Entry was through CVE-2025-3248, the CVSS 9.8 unauthenticated RCE in Langflow’s code-validation endpoint. From there the agent installed a cron job that beaconed home every 30 minutes and pivoted to a production MySQL host running Alibaba Nacos. Sysdig couldn’t determine where the root credentials came from. Once on the Nacos box, the agent tried three routes at once: the 2021 auth bypass CVE-2021-29441, JWT forging with the default key, and rogue admin injection straight into the backing database.

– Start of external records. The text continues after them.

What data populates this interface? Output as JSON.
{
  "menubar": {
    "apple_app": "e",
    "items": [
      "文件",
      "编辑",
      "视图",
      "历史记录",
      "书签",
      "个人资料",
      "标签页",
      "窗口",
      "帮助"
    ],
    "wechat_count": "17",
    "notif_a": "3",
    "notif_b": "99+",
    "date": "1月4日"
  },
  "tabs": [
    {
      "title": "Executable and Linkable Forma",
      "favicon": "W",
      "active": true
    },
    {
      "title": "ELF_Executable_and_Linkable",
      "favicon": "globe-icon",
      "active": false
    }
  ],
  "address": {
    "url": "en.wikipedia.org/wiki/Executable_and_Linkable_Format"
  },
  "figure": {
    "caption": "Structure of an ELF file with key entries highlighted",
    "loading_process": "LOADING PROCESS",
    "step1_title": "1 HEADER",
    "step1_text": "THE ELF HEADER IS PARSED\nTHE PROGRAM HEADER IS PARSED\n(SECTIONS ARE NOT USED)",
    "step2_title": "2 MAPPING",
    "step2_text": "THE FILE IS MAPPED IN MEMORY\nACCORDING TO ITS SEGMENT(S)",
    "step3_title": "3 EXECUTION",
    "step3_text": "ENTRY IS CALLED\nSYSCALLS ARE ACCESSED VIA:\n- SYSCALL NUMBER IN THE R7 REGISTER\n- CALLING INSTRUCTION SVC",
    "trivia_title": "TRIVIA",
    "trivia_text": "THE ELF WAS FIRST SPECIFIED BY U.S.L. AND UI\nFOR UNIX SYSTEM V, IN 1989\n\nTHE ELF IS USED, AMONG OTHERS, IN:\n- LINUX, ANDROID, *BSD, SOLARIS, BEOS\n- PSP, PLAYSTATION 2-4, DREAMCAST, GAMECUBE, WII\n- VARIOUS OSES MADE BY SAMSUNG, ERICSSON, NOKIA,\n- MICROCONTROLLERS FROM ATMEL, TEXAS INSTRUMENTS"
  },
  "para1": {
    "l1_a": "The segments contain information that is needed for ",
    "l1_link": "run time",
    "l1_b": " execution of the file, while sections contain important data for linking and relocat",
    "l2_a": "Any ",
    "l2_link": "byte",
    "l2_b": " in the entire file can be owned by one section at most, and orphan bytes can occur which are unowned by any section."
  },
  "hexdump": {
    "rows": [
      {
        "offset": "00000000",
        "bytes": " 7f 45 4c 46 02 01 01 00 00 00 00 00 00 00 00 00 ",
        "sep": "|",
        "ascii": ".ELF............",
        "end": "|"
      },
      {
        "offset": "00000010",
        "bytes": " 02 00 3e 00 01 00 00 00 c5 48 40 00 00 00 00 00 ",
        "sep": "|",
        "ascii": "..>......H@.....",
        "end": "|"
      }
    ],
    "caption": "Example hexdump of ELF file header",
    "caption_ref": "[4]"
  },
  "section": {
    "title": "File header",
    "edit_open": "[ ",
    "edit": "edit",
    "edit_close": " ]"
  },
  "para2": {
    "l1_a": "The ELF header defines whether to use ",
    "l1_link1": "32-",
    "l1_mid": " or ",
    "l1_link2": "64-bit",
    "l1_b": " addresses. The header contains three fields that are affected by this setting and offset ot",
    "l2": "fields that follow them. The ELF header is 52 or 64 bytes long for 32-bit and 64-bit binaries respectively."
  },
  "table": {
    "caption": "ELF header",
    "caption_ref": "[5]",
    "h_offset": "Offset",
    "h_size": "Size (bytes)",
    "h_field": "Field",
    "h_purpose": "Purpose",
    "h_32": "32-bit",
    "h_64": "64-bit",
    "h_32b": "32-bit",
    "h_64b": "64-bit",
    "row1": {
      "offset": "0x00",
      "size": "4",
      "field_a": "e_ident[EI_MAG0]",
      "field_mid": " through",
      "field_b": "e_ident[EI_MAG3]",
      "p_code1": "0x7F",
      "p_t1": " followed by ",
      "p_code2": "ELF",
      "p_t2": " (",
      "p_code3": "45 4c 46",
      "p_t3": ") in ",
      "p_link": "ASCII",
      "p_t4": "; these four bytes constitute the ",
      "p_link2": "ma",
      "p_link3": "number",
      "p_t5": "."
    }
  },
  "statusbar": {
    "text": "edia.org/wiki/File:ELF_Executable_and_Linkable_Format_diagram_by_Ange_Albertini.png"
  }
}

The behavioral signal is the interesting part. Sysdig counted 600+ distinct payloads in a compressed window, most of them self-narrating in plain language as they ran. When bcrypt hash generation failed, the agent recovered in 31 seconds. “The agent read the error, switched its approach from subprocess calls to direct library imports, and redeployed at a speed no human matches,” said Michael Clark, a researcher at Sysdig.

The endgame was database extortion by way of MySQL AES_ENCRYPT() applied to 1,342 Nacos configuration items, with the original config_info and history tables dropped. A README_RANSOM table carried a Bitcoin address and a Proton Mail contact. The AES key was generated randomly, printed once, and never stored. Payment wouldn’t have restored anything.

Sysdig can’t identify the model. Harvested OpenAI, Anthropic, DeepSeek, and Gemini keys were loot, not attribution. Clark’s other line is the one that’ll echo: “The skill floor for running a full ransomware operation just dropped to whatever it costs to run an agent.”

The residual human work, target selection and infrastructure, is precisely what law enforcement has spent a decade learning to trace.